In the 16 years since the Denver Broncos Boys & Girls Club opened, Bowlen's children have been able to understand why it meant so much to him.
"The Boys & Girls Club meant a great deal to my dad because he cared about changing the lives of all children," Annabel Bowlen said. "He believed that boys and girls should be given the tools and the opportunities to excel to their fullest potential. He made a commitment to help youth in many different communities."
After their father passed away on June 13, the children have taken it upon themselves to uphold and extend his legacy, as challenging as it must be.
"It's a lot of responsibility, because my dad had very big shoes and we are all going to fill them together," Christianna Bowlen said.
In the months since then, they've come to realize just how extensive that legacy is, as people have recalled stories of Bowlen's generosity and kindheartedness. None of it has surprised them.
"He was bigger than life to us, as our dad," Beth Bowlen Wallace said. "But having the people galvanize around us after his passing has really just shown us how special he was to this community in the United States and, I'd like to say, even as far as reaching as the world.

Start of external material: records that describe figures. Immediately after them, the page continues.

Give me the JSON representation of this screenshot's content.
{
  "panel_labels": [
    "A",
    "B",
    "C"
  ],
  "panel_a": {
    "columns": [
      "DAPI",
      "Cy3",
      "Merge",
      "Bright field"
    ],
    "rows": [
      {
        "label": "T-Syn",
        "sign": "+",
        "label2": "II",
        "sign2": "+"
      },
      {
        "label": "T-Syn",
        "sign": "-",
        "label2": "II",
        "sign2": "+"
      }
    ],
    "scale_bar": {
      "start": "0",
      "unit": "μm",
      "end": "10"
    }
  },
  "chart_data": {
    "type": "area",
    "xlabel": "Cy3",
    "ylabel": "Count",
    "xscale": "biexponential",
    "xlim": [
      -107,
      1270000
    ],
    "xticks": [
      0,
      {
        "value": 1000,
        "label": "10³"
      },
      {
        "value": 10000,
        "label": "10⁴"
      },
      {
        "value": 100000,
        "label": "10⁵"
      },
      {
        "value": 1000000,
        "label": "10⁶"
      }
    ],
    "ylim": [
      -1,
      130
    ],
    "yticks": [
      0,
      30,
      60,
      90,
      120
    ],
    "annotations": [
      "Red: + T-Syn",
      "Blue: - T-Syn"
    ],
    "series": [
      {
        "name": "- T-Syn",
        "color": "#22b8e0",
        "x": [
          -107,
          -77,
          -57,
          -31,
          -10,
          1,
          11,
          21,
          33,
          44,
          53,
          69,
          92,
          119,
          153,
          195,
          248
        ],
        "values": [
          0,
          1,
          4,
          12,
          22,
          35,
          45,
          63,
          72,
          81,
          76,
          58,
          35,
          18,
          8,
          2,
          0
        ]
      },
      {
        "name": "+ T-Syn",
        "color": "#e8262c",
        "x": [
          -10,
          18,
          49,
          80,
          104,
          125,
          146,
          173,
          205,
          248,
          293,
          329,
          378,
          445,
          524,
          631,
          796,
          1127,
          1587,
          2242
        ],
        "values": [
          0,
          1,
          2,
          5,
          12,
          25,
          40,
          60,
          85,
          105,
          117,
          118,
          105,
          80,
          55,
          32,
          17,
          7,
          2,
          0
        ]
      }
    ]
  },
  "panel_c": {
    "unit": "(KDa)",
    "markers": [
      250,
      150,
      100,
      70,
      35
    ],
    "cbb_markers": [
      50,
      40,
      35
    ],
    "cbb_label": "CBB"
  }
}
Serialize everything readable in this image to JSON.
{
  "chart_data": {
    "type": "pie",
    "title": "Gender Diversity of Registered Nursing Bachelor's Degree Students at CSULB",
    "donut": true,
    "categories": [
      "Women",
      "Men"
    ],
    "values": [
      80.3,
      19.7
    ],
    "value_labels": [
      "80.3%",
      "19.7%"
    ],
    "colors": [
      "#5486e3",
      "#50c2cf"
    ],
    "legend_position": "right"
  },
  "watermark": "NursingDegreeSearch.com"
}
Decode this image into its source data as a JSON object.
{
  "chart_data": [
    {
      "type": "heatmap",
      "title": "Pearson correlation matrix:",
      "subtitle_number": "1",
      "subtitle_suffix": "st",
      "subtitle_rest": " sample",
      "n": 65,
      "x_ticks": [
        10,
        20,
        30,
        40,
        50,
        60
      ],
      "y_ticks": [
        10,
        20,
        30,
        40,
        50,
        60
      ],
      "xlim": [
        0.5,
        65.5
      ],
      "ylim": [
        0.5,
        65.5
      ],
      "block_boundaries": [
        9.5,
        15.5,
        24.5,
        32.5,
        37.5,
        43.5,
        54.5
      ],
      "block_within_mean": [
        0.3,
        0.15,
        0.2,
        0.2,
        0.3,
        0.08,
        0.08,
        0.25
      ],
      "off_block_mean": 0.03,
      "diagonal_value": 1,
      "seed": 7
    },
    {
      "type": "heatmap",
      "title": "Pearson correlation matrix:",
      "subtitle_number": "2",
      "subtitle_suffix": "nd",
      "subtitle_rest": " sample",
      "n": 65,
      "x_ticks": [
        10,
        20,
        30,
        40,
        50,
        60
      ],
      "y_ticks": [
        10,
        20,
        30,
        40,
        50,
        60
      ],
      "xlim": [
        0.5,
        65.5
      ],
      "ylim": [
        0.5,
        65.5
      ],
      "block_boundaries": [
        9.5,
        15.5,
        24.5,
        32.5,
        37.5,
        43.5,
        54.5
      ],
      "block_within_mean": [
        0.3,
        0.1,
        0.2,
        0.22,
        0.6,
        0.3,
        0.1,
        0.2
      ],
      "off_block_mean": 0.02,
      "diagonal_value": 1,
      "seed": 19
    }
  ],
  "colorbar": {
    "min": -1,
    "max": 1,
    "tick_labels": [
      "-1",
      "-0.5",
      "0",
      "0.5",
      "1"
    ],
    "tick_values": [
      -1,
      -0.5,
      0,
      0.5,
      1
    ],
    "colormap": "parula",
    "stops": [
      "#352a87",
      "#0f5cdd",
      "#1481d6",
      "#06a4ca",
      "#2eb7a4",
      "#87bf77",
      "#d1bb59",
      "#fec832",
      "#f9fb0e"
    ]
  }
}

It's been very comforting and gratifying to see him recognized in that way."
So on a hot summer day more than 1,200 miles away from home, this was perhaps the perfect thing to do during enshrinement weekend as a testament to the kind of man their father was.
"I don't care how hot it is out here, how uncomfortable it may be," Patrick Bowlen Jr. said. "This is all for these kids and my dad, and it means so much to me to be able to help."